The governor pinned the unions for pressuring state legislatures to keep schools closed and prohibit in-person learning at the Heritage Foundation’s first annual “Educational Freedom Report Card” event. He said many states lifted children’s access to education in part because of political pressure from interest groups who pushed for school closures.

“You had to make the decision, do kids even have access to education at all during COVID and many of these states decided that that was not something that they were willing to fight for,” the governor said. “Obviously they had a lot of political pressure from interest groups that support them like teachers unions to lock these kids out of the school, to force them into things that the remote, which was not working at all, you know we do a lot of virtual education through the years so we were better than anybody.”

He said restraining kids to virtual learning was “unacceptable” and ineffective in providing them with a proper education given that schools had a small transmission rate and the virus provided minimal risk to kids.

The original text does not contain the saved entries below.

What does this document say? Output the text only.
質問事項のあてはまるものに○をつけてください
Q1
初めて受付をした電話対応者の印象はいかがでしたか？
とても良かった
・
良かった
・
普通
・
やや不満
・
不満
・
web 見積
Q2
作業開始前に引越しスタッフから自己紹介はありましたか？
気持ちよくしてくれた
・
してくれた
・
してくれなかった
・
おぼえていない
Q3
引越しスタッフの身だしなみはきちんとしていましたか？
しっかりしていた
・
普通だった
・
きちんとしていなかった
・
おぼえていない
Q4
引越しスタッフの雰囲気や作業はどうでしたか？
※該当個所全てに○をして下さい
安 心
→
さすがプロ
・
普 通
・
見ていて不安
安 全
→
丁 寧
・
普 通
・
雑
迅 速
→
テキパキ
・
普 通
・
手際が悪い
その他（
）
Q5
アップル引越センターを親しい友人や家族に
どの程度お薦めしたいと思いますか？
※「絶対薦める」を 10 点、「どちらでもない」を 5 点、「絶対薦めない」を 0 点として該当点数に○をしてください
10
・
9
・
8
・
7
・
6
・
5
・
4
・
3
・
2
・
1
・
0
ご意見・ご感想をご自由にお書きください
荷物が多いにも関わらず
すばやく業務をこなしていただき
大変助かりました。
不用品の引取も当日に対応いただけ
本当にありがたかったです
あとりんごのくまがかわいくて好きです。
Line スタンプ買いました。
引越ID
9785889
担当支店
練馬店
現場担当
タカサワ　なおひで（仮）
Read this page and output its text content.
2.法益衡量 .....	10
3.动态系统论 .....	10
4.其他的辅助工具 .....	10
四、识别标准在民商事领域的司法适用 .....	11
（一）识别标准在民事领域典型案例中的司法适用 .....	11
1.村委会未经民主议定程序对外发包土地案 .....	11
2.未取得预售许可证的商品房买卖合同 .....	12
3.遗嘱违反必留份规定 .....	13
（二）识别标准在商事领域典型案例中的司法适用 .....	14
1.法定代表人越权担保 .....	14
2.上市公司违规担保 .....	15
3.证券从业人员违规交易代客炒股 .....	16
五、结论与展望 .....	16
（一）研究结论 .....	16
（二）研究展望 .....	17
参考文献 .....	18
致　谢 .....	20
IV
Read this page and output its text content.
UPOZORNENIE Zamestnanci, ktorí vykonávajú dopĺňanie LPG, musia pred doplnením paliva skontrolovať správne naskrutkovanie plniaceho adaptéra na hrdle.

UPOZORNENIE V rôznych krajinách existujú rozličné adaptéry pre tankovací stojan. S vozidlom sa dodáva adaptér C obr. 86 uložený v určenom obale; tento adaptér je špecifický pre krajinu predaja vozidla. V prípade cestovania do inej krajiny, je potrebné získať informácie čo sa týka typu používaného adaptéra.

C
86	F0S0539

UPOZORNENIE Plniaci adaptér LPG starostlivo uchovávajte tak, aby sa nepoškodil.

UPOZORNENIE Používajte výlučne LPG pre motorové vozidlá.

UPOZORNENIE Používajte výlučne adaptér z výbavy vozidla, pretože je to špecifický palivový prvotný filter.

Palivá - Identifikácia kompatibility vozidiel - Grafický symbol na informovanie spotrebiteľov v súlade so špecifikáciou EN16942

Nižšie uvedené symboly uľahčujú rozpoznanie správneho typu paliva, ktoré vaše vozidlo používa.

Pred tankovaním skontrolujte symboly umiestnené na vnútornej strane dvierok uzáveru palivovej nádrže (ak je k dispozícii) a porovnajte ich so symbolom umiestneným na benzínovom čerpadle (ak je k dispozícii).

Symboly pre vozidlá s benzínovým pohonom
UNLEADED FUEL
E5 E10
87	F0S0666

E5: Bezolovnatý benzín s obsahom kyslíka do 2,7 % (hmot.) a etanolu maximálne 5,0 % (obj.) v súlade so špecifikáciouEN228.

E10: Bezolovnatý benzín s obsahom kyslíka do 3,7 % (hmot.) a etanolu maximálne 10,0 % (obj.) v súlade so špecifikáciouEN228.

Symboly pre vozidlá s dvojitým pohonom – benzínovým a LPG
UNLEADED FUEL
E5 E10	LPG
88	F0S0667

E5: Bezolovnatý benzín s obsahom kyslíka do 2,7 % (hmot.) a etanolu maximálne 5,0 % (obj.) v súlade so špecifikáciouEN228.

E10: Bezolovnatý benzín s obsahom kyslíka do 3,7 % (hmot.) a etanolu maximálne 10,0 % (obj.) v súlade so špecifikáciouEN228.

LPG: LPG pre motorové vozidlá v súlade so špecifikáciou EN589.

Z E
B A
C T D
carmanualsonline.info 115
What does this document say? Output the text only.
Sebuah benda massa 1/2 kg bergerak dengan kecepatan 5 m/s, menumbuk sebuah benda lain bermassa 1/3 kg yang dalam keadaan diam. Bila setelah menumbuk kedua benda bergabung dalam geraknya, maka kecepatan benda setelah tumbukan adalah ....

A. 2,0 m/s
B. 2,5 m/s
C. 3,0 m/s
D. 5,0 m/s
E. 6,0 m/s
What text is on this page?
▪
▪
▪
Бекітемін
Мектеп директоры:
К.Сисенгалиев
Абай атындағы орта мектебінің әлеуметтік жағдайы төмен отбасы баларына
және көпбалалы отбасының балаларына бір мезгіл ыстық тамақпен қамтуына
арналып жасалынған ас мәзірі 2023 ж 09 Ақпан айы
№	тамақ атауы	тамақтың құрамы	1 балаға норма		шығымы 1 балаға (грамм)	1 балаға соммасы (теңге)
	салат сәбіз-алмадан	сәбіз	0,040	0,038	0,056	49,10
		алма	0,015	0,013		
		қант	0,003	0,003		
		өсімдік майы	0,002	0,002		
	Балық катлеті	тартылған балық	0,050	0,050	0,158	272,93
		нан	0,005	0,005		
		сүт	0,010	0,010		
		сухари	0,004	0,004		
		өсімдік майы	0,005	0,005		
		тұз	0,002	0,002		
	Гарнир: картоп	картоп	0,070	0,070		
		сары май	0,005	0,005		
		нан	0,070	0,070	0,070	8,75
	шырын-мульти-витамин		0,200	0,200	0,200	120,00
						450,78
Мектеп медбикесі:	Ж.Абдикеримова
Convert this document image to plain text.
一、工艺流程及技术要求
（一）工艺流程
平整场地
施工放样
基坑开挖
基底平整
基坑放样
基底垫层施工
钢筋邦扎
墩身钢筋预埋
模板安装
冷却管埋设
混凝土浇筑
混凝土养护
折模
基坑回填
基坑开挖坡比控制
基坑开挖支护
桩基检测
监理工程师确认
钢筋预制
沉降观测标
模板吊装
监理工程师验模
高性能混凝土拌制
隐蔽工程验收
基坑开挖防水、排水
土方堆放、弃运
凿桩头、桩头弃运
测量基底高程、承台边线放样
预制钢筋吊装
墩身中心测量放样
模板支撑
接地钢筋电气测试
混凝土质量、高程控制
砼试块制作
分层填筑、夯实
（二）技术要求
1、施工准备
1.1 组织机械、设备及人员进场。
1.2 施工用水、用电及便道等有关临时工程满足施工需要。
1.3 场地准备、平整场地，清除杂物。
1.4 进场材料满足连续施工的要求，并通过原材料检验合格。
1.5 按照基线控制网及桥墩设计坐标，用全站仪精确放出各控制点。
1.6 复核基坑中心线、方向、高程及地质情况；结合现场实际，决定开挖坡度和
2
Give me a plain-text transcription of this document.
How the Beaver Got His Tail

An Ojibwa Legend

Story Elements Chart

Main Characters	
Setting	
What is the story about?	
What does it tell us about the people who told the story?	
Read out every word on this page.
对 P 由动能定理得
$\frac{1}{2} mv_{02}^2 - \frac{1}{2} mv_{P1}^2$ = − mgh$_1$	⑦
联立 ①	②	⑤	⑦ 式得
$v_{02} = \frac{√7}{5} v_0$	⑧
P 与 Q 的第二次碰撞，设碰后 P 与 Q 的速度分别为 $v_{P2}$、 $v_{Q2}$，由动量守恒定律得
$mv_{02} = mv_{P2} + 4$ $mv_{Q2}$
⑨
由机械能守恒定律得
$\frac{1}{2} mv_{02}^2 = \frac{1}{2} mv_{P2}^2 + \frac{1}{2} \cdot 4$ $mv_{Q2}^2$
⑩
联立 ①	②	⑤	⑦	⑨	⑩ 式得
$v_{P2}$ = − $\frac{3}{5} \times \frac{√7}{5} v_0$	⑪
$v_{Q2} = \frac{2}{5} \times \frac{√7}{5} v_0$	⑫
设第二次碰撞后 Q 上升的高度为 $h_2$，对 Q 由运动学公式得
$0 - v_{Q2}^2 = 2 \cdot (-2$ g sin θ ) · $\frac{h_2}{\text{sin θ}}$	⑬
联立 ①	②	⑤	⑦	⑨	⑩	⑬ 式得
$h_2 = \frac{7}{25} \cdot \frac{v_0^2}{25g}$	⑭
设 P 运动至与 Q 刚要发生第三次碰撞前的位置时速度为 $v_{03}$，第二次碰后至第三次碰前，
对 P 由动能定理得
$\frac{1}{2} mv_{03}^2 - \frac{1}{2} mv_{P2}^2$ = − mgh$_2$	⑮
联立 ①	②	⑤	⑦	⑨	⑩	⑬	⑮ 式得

He said the unions ignored the data and performed stunts and protests in front of the Department of Education over his decision in June 2020 to reopen schools for the 2020-21 school year. (RELATED: DeSantis Opponent Charlie Crist Picks Carla Hernandez-Mats As Running Mate) 

“It was very, very difficult just in terms of the politics and the media, the Left, the bureaucracy, they did not want to see the kids in school and so we would have these stunts pulled by unions in Florida where they would actually bring coffins and put ’em down in front of the Department of Education building in Florida,” DeSantis added. “We had down in Miami, they would bring hearses and all this stuff and they were basically trying to tell parents ‘your kids go to school, they’re gonna get sick and then they’re gonna die.’ And that was false, I think they knew it was false but if they didn’t, what does that say about the fact that they’re involved in education?”

The governor said fear and special interest groups would not “drive policy making,” saying the primary interest of his administration was the wellbeing of the kids. He said the majority of teachers who were not members of the unions advocated for a return to in-person learning.

“Just think about it, you dedicated your life to this and then you have a union saying you’re not really that important, that they can just sit at home on Zoom and it’s the same thing,” he continued. “I mean, to me, I view that as a slap in the face to the whole teaching profession that they were taking that position.”